Inspector Lionel Henri

“Querida Claudette:


Si estás leyendo estas líneas es porque estoy muerto. Es preferible así, entre otras cosas porque esta confesión me avergüenza tremendamente. Te pido perdón, Claudette, por haberte mentido y por no haber tenido el coraje de decírtelo personalmente.
Cuando te entregué el informe Ayrault diciéndote que se había eliminado evidencia clave en la causa contra él, no te dije toda la verdad. No te dije, por ejemplo, que fui yo quien la eliminó: acepté presiones y suprimí y oculté evidencia que yo mismo había registrado, como condición para que Ayrault no implicara a funcionarios de alto nivel en IGPN, RG y otras divisiones de nuestra vieja y venial PN. Como pago por mis servicios, me promocionaron rápidamente y tuve una próspera carrera en IGPN.
Y aunque la única mancha de mi legajo permaneció oculta, los culpables nunca dormimos tranquilos, así que cargaba con el peso de esa evidencia robada a los expedientes y que me quemaba en las manos. Creí que siguiendo por mi cuenta y por otras vías con la investigación que yo mismo había cerrado, podría equilibrar ese saldo pendiente sobre mi conciencia. No estaría usando aquello que yo mismo había contribuido a desaparecer; nadie podría acusarme de no cumplir con lo pactado. Si Ayrault sacaba los pies del plato por otro motivo, entonces la PN tendría un caso completamente nuevo y yo, la conciencia en paz.
Me busqué un compañero que creyera en mi virtuosa indignación: Arnold tuvo la desgracia de confiar en mí, porque fue demasiado lejos en su celo profesional y murió por mi causa. Pero resultó que no es la única víctima: cuando veas lo que te envío con esta carta, comprenderás.
No hice caso de mi instinto de policía. Debí saber que Ayrault no cambiaría; que lo que parecía un juego perverso, terminaría en crimen; que cuando la corrupción alcanza cierto grado, sólo cambia para hacerse más grande y contaminar cuanto toca, como a mí.
Lamento profundamente todo lo ocurrido: la humillación de quienes quedaron manchados por mi deshonestidad; las vidas perdidas; el quedar como un miserable ante los ojos de una colega a quien respeto y una amiga a quien quiero con el corazón.
Ojalá que cuando esto llegue a tus manos, sea de alguna utilidad y evite, al menos, otra muerte más.
                                                           Lionel”

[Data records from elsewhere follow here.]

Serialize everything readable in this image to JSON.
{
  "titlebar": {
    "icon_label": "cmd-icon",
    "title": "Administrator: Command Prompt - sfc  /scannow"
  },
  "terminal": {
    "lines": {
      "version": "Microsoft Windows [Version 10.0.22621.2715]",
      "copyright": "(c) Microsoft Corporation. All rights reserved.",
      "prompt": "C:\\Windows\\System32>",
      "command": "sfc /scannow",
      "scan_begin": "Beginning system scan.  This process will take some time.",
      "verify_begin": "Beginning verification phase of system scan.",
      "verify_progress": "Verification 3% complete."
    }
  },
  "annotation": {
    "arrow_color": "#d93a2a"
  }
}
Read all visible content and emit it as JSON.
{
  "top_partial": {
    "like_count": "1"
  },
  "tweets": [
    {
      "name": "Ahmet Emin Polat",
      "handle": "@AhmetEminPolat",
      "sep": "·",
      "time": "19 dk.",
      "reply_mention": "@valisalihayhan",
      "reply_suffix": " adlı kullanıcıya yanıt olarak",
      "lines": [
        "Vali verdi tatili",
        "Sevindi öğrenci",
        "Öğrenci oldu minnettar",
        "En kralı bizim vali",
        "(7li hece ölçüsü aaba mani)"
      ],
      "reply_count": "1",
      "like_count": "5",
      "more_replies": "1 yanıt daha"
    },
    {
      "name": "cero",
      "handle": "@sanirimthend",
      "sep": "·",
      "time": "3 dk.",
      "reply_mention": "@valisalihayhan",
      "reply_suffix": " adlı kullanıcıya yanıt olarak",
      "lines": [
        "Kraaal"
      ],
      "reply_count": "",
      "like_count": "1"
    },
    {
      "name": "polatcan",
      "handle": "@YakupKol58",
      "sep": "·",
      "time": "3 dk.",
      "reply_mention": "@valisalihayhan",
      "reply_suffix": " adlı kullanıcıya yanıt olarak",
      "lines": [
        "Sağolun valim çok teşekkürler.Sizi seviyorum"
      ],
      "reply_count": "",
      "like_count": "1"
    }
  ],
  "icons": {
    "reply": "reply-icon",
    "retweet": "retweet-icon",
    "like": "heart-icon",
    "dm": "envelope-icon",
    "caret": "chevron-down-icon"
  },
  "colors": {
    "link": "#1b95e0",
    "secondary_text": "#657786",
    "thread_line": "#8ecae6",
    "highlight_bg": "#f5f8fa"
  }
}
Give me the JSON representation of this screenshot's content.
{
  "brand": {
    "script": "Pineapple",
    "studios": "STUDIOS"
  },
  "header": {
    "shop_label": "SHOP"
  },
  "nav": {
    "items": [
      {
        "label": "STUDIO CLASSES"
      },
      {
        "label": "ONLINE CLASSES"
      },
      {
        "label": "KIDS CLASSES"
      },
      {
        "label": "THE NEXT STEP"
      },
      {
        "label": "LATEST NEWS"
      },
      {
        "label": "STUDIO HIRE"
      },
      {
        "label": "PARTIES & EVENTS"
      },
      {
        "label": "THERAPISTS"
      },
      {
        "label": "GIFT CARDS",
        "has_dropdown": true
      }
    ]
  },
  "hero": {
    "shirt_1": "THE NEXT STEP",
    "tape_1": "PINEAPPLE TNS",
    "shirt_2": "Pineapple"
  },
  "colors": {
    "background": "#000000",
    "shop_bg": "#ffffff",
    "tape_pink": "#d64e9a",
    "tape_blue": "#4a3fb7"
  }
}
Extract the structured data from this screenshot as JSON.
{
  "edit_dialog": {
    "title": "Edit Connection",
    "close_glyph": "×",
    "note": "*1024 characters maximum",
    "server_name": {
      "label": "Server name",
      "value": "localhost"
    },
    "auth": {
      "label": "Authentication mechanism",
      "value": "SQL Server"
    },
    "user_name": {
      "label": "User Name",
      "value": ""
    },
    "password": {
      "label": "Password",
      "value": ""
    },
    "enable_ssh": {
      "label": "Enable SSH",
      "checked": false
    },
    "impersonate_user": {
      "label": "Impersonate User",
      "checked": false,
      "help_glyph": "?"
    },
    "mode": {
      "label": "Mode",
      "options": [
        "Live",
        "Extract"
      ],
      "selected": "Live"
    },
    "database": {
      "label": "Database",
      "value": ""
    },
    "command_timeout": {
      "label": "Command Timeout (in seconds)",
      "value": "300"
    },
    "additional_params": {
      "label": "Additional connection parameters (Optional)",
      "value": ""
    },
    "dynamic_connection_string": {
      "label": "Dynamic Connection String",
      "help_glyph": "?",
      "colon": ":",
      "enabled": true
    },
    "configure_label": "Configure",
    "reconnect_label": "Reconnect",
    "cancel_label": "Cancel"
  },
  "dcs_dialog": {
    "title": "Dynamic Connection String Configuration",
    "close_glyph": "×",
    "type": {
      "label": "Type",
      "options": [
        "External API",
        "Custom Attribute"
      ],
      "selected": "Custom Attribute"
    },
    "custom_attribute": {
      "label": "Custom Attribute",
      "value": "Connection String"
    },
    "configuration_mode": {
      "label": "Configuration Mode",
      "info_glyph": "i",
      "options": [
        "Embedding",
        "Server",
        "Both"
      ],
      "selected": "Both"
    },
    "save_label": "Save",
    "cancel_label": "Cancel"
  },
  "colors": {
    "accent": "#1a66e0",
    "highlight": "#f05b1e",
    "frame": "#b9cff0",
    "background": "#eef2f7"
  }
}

Hizo lo que Henri pedía: rompió la carta y la quemó.
No quería esperar al día siguiente para conocer lo que revelarían los negativos y los anticuados microfilms y llamó al Quai: los técnicos se había retirado. Regresó al Quai y fue al Laboratorio de Fotografía. Después de dos o tres vacilaciones, y de recordar el orden de los reactivos gracias a un listado pegado con cinta adhesiva a la pared, consiguió revelar las tomas. Sin duda alguna, era su despacho del Quai. En total desorden, con el intercom y teléfonos arrancados y en el suelo, y papeles desparramados por todas partes. Las demás fotos le dieron escalofríos y vergüenza: varias tomas de cuerpo entero, frente, espalda, y tomas localizadas de una mujer brutalmente golpeada: Odette Marceau.